A report to councillors on the ‘Improving places select commission‘ described CCTV as a tool that, as well as capturing images of offences and offenders, also deters crime, ASB and fly tipping. “CCTV has proven to be very useful, successfully contributing to both police and council investigations. Indeed, CCTV images have been key to successful fly-tipping prosecutions, including two custodial sentences,” the report stated. Another example of how CCTV is in use to tackle crime and related community quality of life issues is in Eastwood, ‘in relation to constant power cuts’; a joint South Yorkshire Police and council operation identified the outages were due to ‘a number of cannabis cultivations’ (the illegal ‘farms’ are big users of electricity to keep the plants warm). The council deployed eight new re-deployable cameras that had remote access for police and council officers to live-watch, on iPads.

This sheer variety of use of CCTV by Rotherham, as in other councils, has meant a mix of systems – in council buildings; a fixed ‘mainframe’ system, which feeds into a police-monitored control room in Doncaster, re-deployable cameras to tackle ASB (anti-social behaviour), and (battery-powered) re-deployables used against fly-tipping, often out of town (as pictured; photo courtesy of Rotherham Council).

As a sign of the worth of CCTV and the quality of recordings, in a recent case of fly-tipping, an accused man claimed that the van he was driving on hire at the time of the incident had been cloned. Investigators managed to counter this claim by matching a distinctive dent near the headlight of the van pictured at the crime scene, with the same dent on the van on hire to the accused. He duly pleaded guilty when he appeared before Sheffield magistrates and was fined (case details on the Rotherham Council website).

As a sign of quite how difficult it can be to keep track of all that’s in use, Rotherham Council has 98 fixed camera units within the mainframe system; a further 372 units on secondary systems on council buildings; and 97 re-deployables.
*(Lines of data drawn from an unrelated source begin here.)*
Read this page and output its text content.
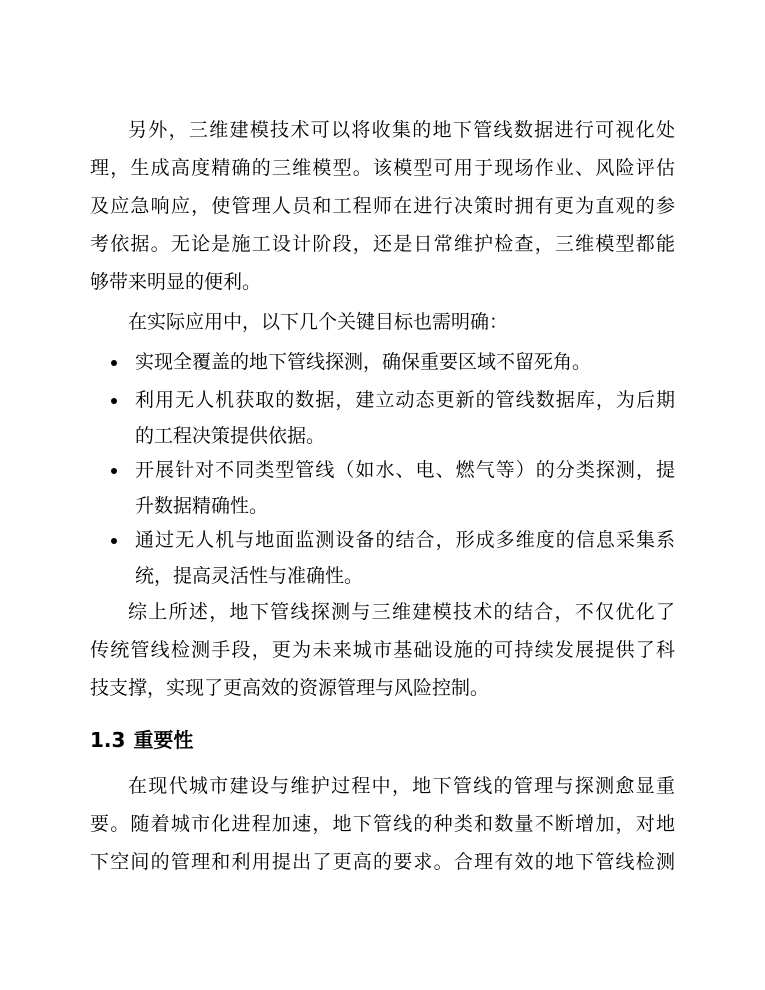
另外，三维建模技术可以将收集的地下管线数据进行可视化处
理，生成高度精确的三维模型。该模型可用于现场作业、风险评估
及应急响应，使管理人员和工程师在进行决策时拥有更为直观的参
考依据。无论是施工设计阶段，还是日常维护检查，三维模型都能
够带来明显的便利。
在实际应用中，以下几个关键目标也需明确：
实现全覆盖的地下管线探测，确保重要区域不留死角。
利用无人机获取的数据，建立动态更新的管线数据库，为后期
的工程决策提供依据。
开展针对不同类型管线（如水、电、燃气等）的分类探测，提
升数据精确性。
通过无人机与地面监测设备的结合，形成多维度的信息采集系
统，提高灵活性与准确性。
综上所述，地下管线探测与三维建模技术的结合，不仅优化了
传统管线检测手段，更为未来城市基础设施的可持续发展提供了科
技支撑，实现了更高效的资源管理与风险控制。
1.3 重要性
在现代城市建设与维护过程中，地下管线的管理与探测愈显重
要。随着城市化进程加速，地下管线的种类和数量不断增加，对地
下空间的管理和利用提出了更高的要求。合理有效的地下管线检测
The council proposes to allocate further capital funding for the 2022/23 financial year of £250,000, ‘to further enhance the capacity of the system, by adding more CCTV cameras’, and going digital.

The mix of uses is mirrored by contractural arrangements with installers notably for maintenance servicing and repair, as the report to councillors acknowledged: such contracts and agreements are ‘not consistent across the council’s assets and in some areas, such as re-deployable cameras, this means replacements cannot be provided whilst they are taken for repairs’. The report proposed that with the upgrades, contractual arrangements for maintenance and repair will be reviewed.